Рая фыркнула: 'Пил бы меньше, так и не сгорел бы".

С особым удовольствием она продолжала разрабатывать Сергея Валентиновича. Он, правда, обычно уклонялся от разговоров на скользкие темы.

— Какого ты мнения о Брежневе? — спросила она при очередной встрече у него на квартире.

— Странно, почему тебя это интересует? — хохотнув, сказал он.

— Хочу рассказать о нем анекдот.

— Тогда ясно. Очень хорошего. При таком руководителе этот бардак долго не протянется.

— Неужели ты боишься меня? — спросила Рая, когда он не отреагировал на анекдот.

— Тебя не боюсь, а вот этих боюсь, — он кивнул в сторону телефонного аппарата. В ресторане гостиницы «Украина» два дурака рассказывали политические анекдоты. Их записали на пленку, а потом лишили московской прописки и в два счета выселили. С нашим братом и того проще. Одно неосторожное слово на эстраде и прощай выступления, а вместе с ними и заработки. Ведь кроме основной профессии многие из нашего кружка еще и выступают. Недавно в Геленджике я расхрабрился и выступил чуть острее, чем обычно. Возмутилась какая-то старая большевичка, устроила скандал. В результате общество «Знание», приглашавшее меня, отказалось от моих услуг. Спасибо еще, что не стукнули в Москву;

— Впредь будь осторожнее, — посочувствовала Рая, — нежно погладив своими мягкими пальчиками щеку Сергея.

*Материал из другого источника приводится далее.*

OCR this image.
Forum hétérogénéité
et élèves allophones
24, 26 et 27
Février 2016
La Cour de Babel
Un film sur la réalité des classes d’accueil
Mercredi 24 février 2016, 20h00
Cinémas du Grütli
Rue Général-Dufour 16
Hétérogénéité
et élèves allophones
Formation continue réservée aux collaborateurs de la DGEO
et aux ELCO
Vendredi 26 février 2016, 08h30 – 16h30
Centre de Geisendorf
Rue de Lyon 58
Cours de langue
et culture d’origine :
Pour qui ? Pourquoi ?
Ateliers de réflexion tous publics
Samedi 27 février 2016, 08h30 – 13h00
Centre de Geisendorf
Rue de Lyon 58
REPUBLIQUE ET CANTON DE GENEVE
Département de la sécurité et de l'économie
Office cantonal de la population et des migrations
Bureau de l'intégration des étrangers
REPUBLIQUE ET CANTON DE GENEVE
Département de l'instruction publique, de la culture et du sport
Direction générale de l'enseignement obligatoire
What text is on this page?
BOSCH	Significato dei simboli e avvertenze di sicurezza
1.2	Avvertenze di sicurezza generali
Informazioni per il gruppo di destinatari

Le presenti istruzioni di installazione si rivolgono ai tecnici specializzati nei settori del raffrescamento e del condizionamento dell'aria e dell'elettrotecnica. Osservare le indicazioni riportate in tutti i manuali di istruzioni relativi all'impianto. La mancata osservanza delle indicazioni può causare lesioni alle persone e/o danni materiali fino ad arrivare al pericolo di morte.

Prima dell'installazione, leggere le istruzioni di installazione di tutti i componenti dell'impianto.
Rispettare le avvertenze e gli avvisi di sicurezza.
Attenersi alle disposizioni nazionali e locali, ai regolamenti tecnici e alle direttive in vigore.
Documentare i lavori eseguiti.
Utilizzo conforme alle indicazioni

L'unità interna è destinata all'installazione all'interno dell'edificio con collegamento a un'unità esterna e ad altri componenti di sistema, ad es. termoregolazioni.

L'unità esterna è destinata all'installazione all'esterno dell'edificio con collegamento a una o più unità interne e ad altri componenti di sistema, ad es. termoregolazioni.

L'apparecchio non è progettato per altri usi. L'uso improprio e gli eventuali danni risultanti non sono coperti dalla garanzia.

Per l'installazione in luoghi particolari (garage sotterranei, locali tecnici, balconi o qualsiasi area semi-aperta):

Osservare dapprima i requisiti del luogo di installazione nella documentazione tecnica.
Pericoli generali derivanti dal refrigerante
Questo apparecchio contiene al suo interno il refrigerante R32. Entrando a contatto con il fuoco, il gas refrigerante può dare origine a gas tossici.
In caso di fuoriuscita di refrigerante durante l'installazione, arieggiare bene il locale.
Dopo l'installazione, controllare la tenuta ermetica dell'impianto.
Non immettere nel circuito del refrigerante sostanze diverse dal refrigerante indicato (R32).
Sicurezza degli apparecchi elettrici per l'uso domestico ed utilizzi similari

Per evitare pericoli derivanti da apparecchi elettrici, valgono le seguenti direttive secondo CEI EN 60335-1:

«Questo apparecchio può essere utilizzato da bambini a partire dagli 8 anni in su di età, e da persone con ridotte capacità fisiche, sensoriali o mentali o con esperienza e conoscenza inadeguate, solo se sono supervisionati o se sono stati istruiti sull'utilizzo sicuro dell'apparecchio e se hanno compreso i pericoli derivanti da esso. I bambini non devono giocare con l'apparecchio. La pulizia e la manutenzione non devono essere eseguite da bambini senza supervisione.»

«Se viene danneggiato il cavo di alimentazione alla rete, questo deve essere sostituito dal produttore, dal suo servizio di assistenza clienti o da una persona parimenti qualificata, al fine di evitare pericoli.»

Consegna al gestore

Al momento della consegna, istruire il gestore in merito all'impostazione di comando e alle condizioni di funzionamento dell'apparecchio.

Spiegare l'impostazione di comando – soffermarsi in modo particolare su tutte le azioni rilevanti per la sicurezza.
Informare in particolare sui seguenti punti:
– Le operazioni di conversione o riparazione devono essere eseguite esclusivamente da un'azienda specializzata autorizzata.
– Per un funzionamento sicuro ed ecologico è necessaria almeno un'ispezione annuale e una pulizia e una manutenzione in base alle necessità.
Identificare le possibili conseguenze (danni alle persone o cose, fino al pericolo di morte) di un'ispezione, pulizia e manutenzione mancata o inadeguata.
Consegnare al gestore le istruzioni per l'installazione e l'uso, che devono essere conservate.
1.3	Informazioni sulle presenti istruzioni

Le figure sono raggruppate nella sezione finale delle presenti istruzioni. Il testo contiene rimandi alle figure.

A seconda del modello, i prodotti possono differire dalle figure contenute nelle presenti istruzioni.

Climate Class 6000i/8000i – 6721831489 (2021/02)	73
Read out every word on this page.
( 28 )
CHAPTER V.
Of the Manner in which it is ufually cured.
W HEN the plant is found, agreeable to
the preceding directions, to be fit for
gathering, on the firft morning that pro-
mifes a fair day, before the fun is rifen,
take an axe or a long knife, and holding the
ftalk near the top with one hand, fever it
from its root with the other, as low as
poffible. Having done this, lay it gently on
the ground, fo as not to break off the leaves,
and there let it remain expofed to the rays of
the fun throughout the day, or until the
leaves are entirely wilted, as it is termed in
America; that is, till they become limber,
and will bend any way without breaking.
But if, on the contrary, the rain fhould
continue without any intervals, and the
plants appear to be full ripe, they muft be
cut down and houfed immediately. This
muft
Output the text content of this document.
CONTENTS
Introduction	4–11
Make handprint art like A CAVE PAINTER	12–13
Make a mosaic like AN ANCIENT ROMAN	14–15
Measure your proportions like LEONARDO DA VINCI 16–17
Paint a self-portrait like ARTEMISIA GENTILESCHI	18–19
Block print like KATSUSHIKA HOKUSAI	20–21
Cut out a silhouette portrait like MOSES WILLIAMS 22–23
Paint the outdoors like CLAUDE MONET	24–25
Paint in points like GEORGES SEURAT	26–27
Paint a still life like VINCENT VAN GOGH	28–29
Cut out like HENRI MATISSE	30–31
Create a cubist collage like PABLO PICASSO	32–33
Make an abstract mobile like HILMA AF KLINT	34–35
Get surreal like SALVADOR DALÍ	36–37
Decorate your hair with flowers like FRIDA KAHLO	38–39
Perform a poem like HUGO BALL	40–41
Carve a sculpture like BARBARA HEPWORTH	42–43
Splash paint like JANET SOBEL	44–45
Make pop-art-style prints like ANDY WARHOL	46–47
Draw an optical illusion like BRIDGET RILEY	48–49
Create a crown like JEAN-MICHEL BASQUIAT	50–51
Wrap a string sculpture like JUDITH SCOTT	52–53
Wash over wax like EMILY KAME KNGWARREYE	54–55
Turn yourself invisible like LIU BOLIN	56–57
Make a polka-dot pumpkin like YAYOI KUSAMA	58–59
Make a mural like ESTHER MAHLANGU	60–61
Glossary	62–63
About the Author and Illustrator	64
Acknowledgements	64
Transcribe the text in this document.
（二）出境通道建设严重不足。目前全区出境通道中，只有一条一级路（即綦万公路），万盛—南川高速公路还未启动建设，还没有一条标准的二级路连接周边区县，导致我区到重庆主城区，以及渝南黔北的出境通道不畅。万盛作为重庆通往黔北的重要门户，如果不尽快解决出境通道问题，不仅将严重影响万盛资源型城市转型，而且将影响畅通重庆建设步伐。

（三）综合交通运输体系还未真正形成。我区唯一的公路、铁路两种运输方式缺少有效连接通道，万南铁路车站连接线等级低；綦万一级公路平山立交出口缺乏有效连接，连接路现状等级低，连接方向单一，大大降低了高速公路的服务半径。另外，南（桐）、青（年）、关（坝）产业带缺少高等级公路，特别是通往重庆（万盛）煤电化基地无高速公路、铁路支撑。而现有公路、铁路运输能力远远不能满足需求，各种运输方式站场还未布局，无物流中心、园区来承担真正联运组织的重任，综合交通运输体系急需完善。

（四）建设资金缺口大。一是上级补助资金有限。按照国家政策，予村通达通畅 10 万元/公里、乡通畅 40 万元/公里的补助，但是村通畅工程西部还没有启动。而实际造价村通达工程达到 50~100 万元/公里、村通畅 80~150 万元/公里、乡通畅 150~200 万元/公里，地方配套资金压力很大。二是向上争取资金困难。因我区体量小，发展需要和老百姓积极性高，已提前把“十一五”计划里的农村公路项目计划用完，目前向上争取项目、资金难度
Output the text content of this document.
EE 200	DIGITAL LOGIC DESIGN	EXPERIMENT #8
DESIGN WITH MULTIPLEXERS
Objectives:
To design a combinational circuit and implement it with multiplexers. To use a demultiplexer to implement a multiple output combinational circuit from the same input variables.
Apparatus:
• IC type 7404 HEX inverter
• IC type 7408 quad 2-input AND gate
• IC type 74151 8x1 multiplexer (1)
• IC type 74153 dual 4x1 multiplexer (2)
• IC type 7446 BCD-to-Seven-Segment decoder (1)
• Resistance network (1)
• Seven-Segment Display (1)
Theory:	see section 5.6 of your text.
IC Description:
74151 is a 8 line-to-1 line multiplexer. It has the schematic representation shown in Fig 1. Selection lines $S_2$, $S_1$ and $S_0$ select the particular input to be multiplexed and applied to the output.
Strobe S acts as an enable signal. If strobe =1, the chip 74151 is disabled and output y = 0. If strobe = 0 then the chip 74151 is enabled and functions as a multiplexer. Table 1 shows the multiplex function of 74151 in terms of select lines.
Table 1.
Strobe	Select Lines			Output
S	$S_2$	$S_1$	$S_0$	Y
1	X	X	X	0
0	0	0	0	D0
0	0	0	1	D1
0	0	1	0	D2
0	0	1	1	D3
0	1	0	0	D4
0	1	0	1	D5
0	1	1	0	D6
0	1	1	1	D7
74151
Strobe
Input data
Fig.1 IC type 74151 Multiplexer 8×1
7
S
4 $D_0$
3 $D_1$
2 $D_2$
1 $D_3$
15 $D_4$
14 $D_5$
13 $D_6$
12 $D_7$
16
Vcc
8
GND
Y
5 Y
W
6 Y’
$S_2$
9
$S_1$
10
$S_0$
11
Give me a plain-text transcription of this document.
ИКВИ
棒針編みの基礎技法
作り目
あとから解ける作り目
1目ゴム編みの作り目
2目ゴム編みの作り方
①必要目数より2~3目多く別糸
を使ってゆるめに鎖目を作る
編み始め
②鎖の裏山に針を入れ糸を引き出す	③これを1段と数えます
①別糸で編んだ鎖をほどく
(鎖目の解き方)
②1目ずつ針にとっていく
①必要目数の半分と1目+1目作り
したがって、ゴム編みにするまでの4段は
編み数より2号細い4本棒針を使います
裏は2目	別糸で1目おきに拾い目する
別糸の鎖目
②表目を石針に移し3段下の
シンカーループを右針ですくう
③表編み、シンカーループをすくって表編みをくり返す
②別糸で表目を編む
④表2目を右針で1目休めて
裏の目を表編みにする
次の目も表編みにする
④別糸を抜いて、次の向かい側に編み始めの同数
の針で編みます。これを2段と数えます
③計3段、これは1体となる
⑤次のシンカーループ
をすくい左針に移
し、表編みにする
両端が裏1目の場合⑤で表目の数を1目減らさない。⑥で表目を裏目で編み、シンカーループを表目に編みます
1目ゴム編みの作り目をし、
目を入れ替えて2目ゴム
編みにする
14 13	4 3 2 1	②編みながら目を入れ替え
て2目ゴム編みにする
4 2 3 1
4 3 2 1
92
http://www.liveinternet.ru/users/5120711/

— Куда уж больше, — сердито сказал он. — Наша сатира похожа на старую беззубую и безрогую корову — жует одну и ту же жвачку. Люди ждут от тебя смелого словца, а ты как собака, над которой занесли палку, хвост поджимаешь.

— Почему такие строгости, не понимаю, — сказала Рая. — Ну, пусть бы не касались верхушки, они там как боги на небе. А обо всех остальных, я считаю, можно говорить.

— Власть — это вертикаль, — хохотнув, сказал Белых. — Начни ковырять снизу — она без опоры тут рухнет. Они это понимают.

После приятного ужина с шампанским Рая помыла и убрала посуду. Сергей Валентинович с благодушным вожделением наблюдал за ней. Красивая фигурка под легким летним платьицем, исполненные природной грации движения, гибкие руки куда там до нее механическим куклам балеринам. А бедра под облегающей тканью — словно сами живые существа — сколько в них пластики, животного, беспорочного эротизма — глаз не оторвешь… Рая закончила уборку, с размаху села на стул, сцепленные руки положила между широко расставленных колен, кокетливо улыбаясь:

— Что будем делать, Сергей Валентинович?

Он нетерпеливо поднялся на ноги, кивнул в сторону тахты: «Пойдем!» Она осталась сидеть на месте, только улыбнулась своей детской, немного смущенной и наивной улыбкой. Он подошел к ней, ласково обнял за плечи, повторил с нежностью:

— Я очень соскучился по одной славной, красивой девочке, — он попытался сдвинуть ее с места, но тщетно. — Ну, не упрямься, — ласково уговаривал он, — кроватка ждет нас.

Она подняла к нему свою смеющуюся рожицу:

— Угадай, о чем я мечтаю.

— Ну вот, начинается, — недовольно протянул он. — Об этом поговорим потом.

— Нет, сейчас, — она потерлась щекой о его руку. — Моей подруге муж купил песцовую шубу, а я согласна и на полушубок…

— Намек понял, надо подумать, — бодро сказал Сергей Валентинович вслух, а про себя ругнулся: «Черт дернул меня за язык похвастать гонораром».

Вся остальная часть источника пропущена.